U.S.-Russian relations have declined over the past five years, and recent remarks by Vice President Dick Cheney and Russian President Vladimir Putin have highlighted those tensions. Russian media reports characterized Mr. Cheney’s strong criticism of Russia earlier this month at a summit of Baltic and Black Sea leaders in Lithuania as the start of a second Cold War. Russian journalist Masha Lipman says U.S.-Russian relations have indeed reached their lowest point since the end of the Cold War. Many Western analysts point to the erosion of democracy in Russia and the Kremlin’s determination to keep the former Soviet republics in line.
Speaking with host Judith Latham of VOA News Now’s International Press Club, Ms. Lipman says she thinks that the current chill between Washington and Moscow is a function of “unfulfilled expectations” on both sides. She suggests that both expected that the United States and Russia would be partners. Russia hoped they would be “equal partners,” but the United States hoped for a “more compliant junior partner.” Masha Lipman says the Kremlin was humiliated by Ukraine’s Orange Revolution, and Russia is now trying to reestablish its influence in the world through higher oil prices and to reassert itself in the post-Soviet states.

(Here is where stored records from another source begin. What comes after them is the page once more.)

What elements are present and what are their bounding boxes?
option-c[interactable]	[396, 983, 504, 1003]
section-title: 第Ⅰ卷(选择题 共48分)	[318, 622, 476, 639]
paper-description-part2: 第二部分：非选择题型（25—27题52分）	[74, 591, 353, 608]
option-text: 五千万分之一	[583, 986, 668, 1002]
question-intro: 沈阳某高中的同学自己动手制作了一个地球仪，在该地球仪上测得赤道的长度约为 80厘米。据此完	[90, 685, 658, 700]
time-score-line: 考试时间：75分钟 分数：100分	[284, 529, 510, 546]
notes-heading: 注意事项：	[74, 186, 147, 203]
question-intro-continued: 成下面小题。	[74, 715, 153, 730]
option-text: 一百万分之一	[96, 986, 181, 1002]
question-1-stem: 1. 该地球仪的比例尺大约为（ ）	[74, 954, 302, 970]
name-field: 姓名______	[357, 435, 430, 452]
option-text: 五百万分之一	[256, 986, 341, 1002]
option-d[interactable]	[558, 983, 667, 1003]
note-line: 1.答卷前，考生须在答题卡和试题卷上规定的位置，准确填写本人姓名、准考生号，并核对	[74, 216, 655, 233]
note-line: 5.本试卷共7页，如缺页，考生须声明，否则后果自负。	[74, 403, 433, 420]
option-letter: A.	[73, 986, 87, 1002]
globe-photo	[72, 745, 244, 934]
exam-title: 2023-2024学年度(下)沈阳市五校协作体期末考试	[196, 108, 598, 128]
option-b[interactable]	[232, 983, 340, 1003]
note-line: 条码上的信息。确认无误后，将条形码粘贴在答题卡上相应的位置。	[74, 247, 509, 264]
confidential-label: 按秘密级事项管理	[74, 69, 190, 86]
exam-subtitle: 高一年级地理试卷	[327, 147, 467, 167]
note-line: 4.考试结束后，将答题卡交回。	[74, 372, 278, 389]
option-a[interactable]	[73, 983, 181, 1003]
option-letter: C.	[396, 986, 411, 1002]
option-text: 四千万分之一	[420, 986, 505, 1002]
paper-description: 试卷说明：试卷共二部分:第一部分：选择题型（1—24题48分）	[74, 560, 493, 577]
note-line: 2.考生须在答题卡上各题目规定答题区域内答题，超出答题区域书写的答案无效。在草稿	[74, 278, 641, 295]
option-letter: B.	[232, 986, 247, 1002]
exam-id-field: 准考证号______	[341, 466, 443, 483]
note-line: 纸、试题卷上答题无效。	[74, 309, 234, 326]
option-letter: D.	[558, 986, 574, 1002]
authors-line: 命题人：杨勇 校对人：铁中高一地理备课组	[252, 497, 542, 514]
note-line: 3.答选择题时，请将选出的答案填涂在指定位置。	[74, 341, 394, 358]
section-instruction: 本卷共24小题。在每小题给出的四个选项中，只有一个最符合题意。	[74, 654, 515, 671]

Dmitri Siderov, Washington bureau chief of Kommersant, a business and political daily in Moscow, agrees with Ms. Lipman that U.S.-Russian relations have reached a low point but says both sides are responsible. According to Mr. Siderov, the major element is the Bush administration’s disappointment with the Kremlin’s “internal and foreign policy” and Moscow’s failure to deliver on promises regarding the access of U.S. companies to Russia’s vast oil and gas resources. And he notes that Russia has used these resources to “blackmail its immediate neighbors.” But Masha Lipman says Russia has legitimate interests in the successor states of the former Soviet Union, and President Putin has been sending “strong signals” that he considers them Russia’s rightful “zone of interest.”
Polish journalist Anita Rozowska says she thinks the recent war of words between Washington and Moscow mainly reflects Russia’s unhappiness with its secondary status relative to the United States and the European Union. And many Poles believe that the Kremlin’s recent cut off of gas supplies to Ukraine represented an effort to establish political hegemony. Ms. Rozowska adds that right now Poland’s greatest concern is the Baltic gas pipeline that Russia and Germany intend to build, bypassing Polish territory.
Washington also needs to maintain good relations with Moscow, given Russia’s important role in the negotiations with Iran and North Korea and its support in the global war on terrorism. Russian journalist Masha Lipman suggests that both countries would be wise to tone down their rhetoric. She said it is hard to predict how “this new rivalry will evolve” and whether President Putin in his remaining years in power will favor rivalry or partnership – or some combination of both.